Die Verwaltungsvorschrift Kinder und Jugendliche mit Behinderungen und besonderem Förderbedarf vom 22.08.2008 (Download) verweist in den allgemeinen Zielen und Grundsätzen darauf, dass die Förderung von Schülerinnen und Schülern mit Behinderungen (also auch die Förderung von kranken Schülerinnen und Schülern) Aufgabe aller Schularten ist und begründet damit die Notwendigkeit der Zusammenarbeit zwischen den Lehrkräften der allgemeinen Schulen und der sonderpädagogischen Bildungs- und Beratungszentren mit Förderschwerpunkt Schüler in längerer Krankenhausbehandlung, den ehemaligen Schulen für Kranke.
In den Empfehlungen der Kultusministerkonferenz zum Förderschwerpunkt Unterricht kranker Schülerinnen und Schüler vom 20.03.1998 (Download) wird ein besonderer und sonderpädagogischer Förderbedarf bei Krankheit, Krankenhausaufenthalt und bei lang andauernden und chronischen Erkrankungen sowie die Notwendigkeit der Kooperation formuliert und beschrieben.

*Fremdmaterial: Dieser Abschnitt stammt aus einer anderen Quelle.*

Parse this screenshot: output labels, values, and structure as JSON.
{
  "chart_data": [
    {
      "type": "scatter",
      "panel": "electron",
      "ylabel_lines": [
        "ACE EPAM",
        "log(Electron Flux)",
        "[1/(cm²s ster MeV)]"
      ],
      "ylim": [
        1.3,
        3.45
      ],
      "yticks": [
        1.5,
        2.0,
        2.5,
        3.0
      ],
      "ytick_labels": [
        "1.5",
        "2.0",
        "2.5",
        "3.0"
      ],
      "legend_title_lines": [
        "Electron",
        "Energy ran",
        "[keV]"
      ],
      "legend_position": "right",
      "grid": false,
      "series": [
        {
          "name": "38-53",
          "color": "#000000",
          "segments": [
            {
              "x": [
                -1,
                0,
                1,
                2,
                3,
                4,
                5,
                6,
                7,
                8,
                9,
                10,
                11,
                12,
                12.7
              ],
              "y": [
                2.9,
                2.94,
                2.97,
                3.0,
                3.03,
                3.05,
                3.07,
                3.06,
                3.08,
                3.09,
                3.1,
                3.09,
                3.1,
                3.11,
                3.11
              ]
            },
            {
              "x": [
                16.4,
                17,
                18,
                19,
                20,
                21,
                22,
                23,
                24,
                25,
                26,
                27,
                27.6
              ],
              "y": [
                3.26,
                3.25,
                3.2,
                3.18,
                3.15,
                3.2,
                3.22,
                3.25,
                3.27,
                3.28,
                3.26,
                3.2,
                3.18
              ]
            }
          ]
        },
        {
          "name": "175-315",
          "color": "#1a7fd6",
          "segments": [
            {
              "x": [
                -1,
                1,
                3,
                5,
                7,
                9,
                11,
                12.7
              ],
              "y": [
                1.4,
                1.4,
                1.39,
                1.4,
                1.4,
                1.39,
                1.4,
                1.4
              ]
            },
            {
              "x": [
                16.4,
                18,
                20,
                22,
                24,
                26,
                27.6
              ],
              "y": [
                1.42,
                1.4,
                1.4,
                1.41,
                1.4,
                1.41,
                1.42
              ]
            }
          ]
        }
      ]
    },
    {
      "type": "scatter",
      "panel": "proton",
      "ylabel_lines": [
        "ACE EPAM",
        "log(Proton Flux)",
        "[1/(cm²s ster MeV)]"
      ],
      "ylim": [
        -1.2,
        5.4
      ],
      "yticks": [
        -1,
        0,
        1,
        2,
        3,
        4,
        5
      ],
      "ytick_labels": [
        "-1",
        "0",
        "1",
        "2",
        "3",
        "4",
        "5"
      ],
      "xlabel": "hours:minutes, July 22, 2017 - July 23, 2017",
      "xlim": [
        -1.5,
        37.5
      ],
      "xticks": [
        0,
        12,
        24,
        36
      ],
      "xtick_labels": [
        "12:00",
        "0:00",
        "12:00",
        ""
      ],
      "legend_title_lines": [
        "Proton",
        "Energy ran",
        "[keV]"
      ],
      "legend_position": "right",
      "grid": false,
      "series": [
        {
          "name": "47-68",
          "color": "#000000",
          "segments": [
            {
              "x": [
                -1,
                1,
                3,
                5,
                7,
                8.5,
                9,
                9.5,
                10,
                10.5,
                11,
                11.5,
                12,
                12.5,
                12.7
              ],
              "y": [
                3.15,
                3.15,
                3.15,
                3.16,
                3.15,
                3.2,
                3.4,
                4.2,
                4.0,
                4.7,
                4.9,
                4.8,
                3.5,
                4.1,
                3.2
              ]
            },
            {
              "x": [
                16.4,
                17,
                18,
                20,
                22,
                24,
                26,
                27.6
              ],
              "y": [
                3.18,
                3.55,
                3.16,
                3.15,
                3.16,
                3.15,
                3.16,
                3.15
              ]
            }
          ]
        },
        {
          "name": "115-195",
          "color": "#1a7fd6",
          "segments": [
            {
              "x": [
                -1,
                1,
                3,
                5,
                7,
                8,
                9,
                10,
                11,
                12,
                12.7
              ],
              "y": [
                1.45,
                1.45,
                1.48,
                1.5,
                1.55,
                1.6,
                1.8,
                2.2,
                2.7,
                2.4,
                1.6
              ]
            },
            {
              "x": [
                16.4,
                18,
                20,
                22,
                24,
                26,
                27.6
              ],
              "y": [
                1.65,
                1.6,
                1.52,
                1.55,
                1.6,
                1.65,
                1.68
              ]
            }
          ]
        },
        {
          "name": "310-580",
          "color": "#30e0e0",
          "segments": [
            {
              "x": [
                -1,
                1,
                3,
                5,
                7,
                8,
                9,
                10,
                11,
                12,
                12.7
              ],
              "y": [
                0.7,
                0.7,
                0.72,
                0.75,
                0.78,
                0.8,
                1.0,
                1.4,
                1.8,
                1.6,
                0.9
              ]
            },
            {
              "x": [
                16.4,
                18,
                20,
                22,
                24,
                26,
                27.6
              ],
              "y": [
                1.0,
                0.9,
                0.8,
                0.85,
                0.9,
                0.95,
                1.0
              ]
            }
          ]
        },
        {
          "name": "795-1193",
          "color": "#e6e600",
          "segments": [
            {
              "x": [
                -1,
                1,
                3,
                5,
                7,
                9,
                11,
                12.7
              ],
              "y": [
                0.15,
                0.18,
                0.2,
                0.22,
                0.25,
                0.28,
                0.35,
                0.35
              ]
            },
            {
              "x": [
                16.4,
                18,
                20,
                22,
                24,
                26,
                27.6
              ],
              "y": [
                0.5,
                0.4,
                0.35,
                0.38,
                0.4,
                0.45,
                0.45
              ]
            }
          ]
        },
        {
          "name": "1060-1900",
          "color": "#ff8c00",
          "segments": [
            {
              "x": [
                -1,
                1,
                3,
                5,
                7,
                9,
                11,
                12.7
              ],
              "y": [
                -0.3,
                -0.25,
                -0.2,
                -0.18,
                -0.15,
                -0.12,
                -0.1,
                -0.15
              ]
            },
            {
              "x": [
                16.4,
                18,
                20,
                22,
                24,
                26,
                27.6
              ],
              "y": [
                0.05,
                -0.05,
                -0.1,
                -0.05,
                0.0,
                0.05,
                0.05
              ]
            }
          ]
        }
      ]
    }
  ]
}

Am sonderpädagogischen Bildungs- und Beratungszentrum mit Förderschwerpunkt Schüler in längerer Krankenhausbehandlung werden Schülerinnen und Schüler  staatlicher oder privater Schulen unterrichtet, wenn eine länger dauernde Krankheit eine Unterbrechung des regulären Schulbesuchs erforderlich macht. Der Unterricht dient der erfolgreichen leistungsmäßigen und sozialen Wiedereingliederung. Er findet in den Räumen des Krankenhauses statt und wird als Einzel-,  Gruppen- oder Klassenunterricht erteilt. Der Unterricht orientiert sich an den Bildungsplänen der Herkunftsschulen und berücksichtigt emotionale und soziale Auswirkungen der Krankheit. Er wird auf die medizinischen Behandlungspläne abgestimmt. Der Unterricht erfolgt in enger Kooperation mit der Herkunftsschule. Das Sonderpädagogische Bildungs- und Beratungszentrum unterstützt andere Schulen bei der Förderung von Schülerinnen und Schülern, die krankheitsbedingt besonderen Förderbedarf haben, baut regionale Netzwerke auf und entwickelt Materialien zu bestimmten Krankheitsbildern.